There will always be a political scientist like Dayan who has read Max Weber’s Politics as a vocation, and Trotskyite Marxist like Vasu to march with parvenus such as SB, to perpetuate the kleptocracy of the Rajapaksa family. 

We must grin and bear, because we were content to draft the message but chose the wrong messenger. 

We mistakenly think that democracy fails and dies with a loud bang and a spectacle. It does not. Usually democracy is throttled and suffocated in the dark corridors haunted by political avarice. Such was the silent villainy on the night of 26 October in the Presidential Secretariat.

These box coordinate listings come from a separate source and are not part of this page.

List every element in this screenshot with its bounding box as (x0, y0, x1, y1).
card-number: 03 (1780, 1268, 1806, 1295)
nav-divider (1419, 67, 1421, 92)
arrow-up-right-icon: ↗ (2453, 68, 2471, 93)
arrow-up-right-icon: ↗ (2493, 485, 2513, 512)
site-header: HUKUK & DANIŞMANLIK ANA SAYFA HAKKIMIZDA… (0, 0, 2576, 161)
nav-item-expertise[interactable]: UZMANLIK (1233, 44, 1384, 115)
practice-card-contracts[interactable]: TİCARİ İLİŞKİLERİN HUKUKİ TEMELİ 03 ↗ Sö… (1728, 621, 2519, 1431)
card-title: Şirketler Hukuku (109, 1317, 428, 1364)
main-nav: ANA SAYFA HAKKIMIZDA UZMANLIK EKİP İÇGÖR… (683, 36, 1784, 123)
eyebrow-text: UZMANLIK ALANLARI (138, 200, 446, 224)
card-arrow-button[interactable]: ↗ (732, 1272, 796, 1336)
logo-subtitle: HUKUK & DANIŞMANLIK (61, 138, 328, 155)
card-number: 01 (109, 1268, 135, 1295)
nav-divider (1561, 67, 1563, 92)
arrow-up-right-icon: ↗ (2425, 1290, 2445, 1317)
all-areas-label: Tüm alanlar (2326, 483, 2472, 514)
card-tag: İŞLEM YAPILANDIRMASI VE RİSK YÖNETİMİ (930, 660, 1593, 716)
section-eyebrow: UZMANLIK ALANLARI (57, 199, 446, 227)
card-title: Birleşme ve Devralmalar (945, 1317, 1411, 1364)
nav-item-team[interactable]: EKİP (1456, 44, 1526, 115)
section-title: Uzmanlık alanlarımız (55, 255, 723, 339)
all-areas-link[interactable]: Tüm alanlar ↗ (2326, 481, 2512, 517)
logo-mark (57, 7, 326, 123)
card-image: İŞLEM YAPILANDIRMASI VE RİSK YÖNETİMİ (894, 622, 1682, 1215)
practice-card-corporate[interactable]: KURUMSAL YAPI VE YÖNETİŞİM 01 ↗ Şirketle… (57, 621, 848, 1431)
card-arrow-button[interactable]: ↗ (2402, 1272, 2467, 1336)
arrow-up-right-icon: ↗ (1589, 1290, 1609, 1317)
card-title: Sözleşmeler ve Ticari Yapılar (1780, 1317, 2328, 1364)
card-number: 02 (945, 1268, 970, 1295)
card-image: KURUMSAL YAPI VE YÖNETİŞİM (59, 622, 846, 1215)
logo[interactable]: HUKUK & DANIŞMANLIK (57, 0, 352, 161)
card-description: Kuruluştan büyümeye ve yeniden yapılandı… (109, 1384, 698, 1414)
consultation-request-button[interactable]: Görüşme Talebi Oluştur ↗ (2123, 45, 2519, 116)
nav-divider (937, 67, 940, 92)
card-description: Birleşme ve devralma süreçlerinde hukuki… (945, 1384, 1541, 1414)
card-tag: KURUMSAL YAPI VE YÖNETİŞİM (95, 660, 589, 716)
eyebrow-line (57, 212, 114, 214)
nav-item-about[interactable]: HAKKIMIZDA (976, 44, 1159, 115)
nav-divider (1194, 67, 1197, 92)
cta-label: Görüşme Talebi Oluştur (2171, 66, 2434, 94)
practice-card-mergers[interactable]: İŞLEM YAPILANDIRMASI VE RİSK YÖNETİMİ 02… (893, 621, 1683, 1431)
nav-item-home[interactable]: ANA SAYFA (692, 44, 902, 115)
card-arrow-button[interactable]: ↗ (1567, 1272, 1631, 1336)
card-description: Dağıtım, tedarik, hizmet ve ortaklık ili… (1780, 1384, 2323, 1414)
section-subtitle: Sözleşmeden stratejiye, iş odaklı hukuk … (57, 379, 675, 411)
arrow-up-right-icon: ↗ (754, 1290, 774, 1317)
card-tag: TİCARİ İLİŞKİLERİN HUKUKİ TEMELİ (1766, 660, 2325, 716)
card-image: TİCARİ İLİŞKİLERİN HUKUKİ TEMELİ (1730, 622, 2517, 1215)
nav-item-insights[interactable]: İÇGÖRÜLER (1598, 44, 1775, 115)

Reclaiming our parliamentary democracy by foiling the attempted capture of the constitution as amended by the 19th amendment is a tricky task. 



Touch and go battle

It is a touch and go battle. To this date, we do not know who said what to whom in the early hours of 9 January 2015 at Temple Trees, when Ranil met Mahinda.As Marx pointed out, history repeats a second time as a farce. Gotabhaya met Ranil at dusk on Thursday at Temple Trees.We do not know what passed between the two. 

I have no quarrel with the JVP when it labels these power swaps as ‘playing roulette with political power.’Therefore, we must not confuse our task of reigniting the democratic discourse with the UNP Executive Committee’s hopes of restoring Ranil to his Prime Ministerial perch.

Restoring Ranil’s premiership must not be the purpose of reconvening Parliament. Its focus should not be Mahinda-centric. We know what Mahinda wants - power. He has a substantial populist base. Why, at this point,is a matter that needs little explanation. 

On 21February 2015, in an article in the Colombo Telegraph, I wrote about his comeback trek that started with the rally “Nugegoda rising’ just forty days after his defeat.I said: “Forty days after the dismantling of the family politburo, Mahinda Rajapaksa has demonstrated that his ‘orgburo’ is well oiled and running.”In a message read out at the event, he said: “I am beaten but not defeated.I shall not decline the outstretched hands of affection of my compatriots. What the country was experiencing was not a defeat but the consequences of a conspiracy.”

I captured the zeitgeist of the vent in these words: “The trenchant proclamation by the former President confirms that he has an enormous war-chest. He has the machinery in place to manage dozens and more such risings. The drone cameras captured the images of spirited youth, both male and female with well-coiffured hairstyles, dressed in Paradise Road attire, waving posters of the ‘Moustachioed Macho Patriot Supremo’.”

That is what he was and that is what he is.So, let us not blame the man for what he did. Although how he did it is questionable, Napoleon did not actually shake hands with his jailors on leaving Elba.Forget Mahinda. Focus on Sirisena the President. 

In January 2015, the newly elected President made Ranil Prime Minister at the Independence Square. The event was nationally telecast. The hush-hush swearing in of MR, who crossed over from nearby Hilton at the appointed hour, was not a transparent democratic act, but an attempted capture of the Constitution, as pointed out by Professor Jayadeva Uyangoda. 

When a democracy is strangled, it is not done with spectacular élan. It has a ceremony of its own.The conspirators move in the shadows. They don’t even trust each other. They breathe a sigh of relief only when wiping their hands clean. Then they take turns in addressing the nation with prepared scripts. Until the organised cheer squads are brought out, the pre-printed posters and profiles express the people’s will from lampposts and billboards.